First records of tick-borne pathogens in populations of the taiga tick Ixodes persulcatus in Sweden

Published Date
Parasites & Vectors
Jaenson TGT
Wilhelmsson P

Background: The common tick Ixodes ricinus and the taiga tick I. persulcatus are the main tick vectors of Borrelia spirochaetes, TBE virus (TBEV) and of several other zoonotic pathogens in the western and eastern areas, respectively of the Palaearctic region. Recently, populations of the taiga tick were, for the first time, detected in northern Sweden. This prompted us to investigate if they harbour human pathogens.

Methods: A total of 276 I. persulcatus ticks (136 males, 126 females and 14 nymphs) and one I. ricinus nymph was collected by the cloth-dragging method in northern Sweden in July-August 2015 and May-July 2016. In addition, 8 males and 10 females of I. persulcatus were collected from two dogs (16 and 2 ticks, respectively) in two of the localities. All ticks were microscopically and molecularly identified to developmental stage and species and screened for B. burgdorferi (sensu lato), B. miyamotoi, Anaplasma phagocytophilum, Rickettsia spp., Neoehrlichia mikurensis, Babesia spp. and TBEV using real-time PCR followed by species identification by sequencing the PCR-products of conventional PCR assays.

Results: Of the ticks collected by the cloth-dragging method, 55% (152/277) were positive for Borrelia. There was no significant difference between the proportions of Borrelia-infected nymphs (33%, 5/15) and Borrelia-infected adult ticks (56%, 147/262), and no significant difference between the proportions of Borrelia-infected males (54%, 74/136) and Borrelia-infected females (58%, 73/126). Three different Borrelia species were identified. Borrelia afzelii was the predominant species and detected in 46% of all Borrelia-infected ticks followed by B. garinii, 35%, B. valaisiana, 1%, and mixed infections of different Borrelia species, 1%; 17% of all Borrelia-infections were untypeable. One I. persulcatus female contained Rickettsia helvetica, and one nymph contained Rickettsia sp. Of the 277 ticks analysed, all were negative for A. phagocytophilum, Babesia spp., Borrelia miyamotoi, N. mikurensis and TBEV. The ticks collected from the two dogs were negative for all pathogens examined except for Borrelia spp., that was detected in 5 out of 16 ticks removed from one of the dogs.

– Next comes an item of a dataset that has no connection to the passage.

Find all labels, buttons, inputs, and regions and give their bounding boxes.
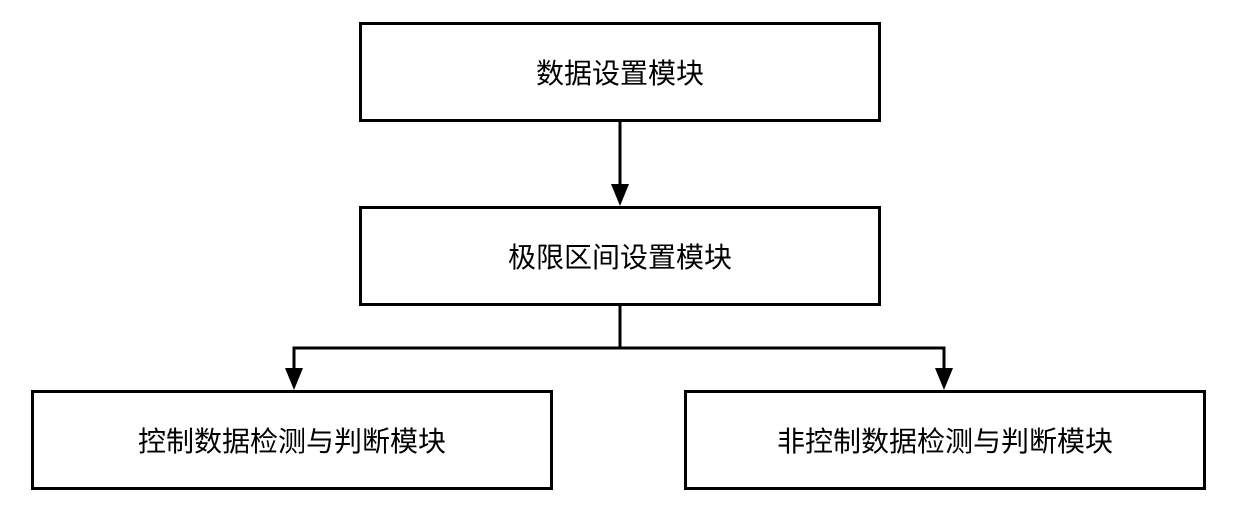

Conclusions: To our knowledge, this is the first time that I. persulcatus from Sweden has been analysed for the presence of tick-borne pathogens. The examined tick populations had a low diversity of tick-borne pathogens but a high prevalence of B. burgdorferi (s.l.).

Keywords: B. garinii; B. valaisiana; Borrelia afzelii; Geese; Ixodes persulcatus; Rickettsia helvetica; Sweden; Taiga tick.